Video: Cavendish farmer ditches traditional scarecrow in favour of home-made drone to scare pigeons away from his crops
PUBLISHED: 21:00 18 April 2014
They have ravaged the region’s fields for centuries.
But now one west Suffolk farmer has found a novel way to rid his land of pigeons that gobble up his crops – drone strikes.
Richard Maddever, said the six rotor hexacoptor, which he built from a kit at his home in Cavendish and can travel on autopilot at speeds of up to 40mph, has the potential to become a vital tool in the war on feathers.
The 27-year-old, who has now ordered a second larger drone, said he had decided to trial the system to see if there were more effective ways to control birds than traditional scarecrows and gas guns.

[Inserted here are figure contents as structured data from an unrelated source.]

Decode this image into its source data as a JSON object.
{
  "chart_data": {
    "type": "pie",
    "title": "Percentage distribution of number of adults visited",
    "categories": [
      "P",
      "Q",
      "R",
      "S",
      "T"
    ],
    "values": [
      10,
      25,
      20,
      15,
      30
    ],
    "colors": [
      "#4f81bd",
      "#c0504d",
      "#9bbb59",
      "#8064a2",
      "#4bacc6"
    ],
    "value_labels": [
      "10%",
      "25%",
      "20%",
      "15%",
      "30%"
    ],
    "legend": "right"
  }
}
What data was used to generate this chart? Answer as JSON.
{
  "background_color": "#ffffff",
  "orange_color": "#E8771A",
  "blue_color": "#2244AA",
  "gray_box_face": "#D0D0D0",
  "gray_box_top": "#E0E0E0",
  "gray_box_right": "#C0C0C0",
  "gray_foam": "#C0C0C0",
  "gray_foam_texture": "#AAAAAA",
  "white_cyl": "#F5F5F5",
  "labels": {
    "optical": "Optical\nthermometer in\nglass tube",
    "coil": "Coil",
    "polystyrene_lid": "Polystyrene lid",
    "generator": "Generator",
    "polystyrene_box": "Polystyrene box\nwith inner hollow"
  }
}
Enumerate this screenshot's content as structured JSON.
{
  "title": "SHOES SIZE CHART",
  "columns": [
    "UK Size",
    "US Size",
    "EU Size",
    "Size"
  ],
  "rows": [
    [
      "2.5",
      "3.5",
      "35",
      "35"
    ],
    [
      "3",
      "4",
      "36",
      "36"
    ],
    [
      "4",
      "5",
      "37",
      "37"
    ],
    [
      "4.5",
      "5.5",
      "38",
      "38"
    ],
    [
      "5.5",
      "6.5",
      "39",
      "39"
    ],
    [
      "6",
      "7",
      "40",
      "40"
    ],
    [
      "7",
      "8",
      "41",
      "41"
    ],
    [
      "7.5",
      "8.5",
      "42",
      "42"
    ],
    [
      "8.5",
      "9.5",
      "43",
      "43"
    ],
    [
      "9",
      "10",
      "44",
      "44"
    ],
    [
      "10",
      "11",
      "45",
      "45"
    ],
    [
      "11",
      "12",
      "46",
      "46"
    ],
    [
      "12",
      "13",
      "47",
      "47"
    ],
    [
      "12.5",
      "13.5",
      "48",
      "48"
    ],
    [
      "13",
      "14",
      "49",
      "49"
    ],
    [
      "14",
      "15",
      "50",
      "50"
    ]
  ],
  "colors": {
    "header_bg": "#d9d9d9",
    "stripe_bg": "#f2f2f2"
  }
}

He added: “Every spring the pigeons become a real problem on the farm. I have got a real interest in aviation and I thought I’d try it. They are getting a bit cheaper so we thought we would trial it for pest control.”
The unit cost Mr Maddever in excess of £1,000, but could come in for as little as £500 without autopilot – about the same as more conventional, low-tech methods.The entrepreneurial farmer said: “You don’t have to suffer much from pigeons to lose £1,000 of rape.”
It is estimated that more than three quarters of East Anglia’s farmers suffer crop damage. An NFU survey carried out in 2010 reported that without preventative measures pigeons could have cost the region’s farmers between £45 million and £53 million.
Mr Maddever, who said the drone could last 20 minutes in the air, said there were other advantages to using the battery-powered hexacopter for pest control as well as pure speed.
He added: “The autopilot can fly round fields you can’t see, which is useful when you’ve got 500acres of fields. But having said that, it’s quicker and more fun to fly it yourself. As I tell people keeping it fun is half the battle with pigeon chasing; if you’re vigilant you go out and chase two or three times a day and you protect the crop more. So if it’s more fun to do then hopefully you’ll end up with a better protected crop.”
The results have so far been promising on Mr Maddever’s farm.
He said: “I quickly learned the pigeons are more scared when it’s higher, like a bird of prey. They feel threatened by that, but I also put on some lights and a noise-maker just to make sure. The pigeons are long gone before the drone reaches them.”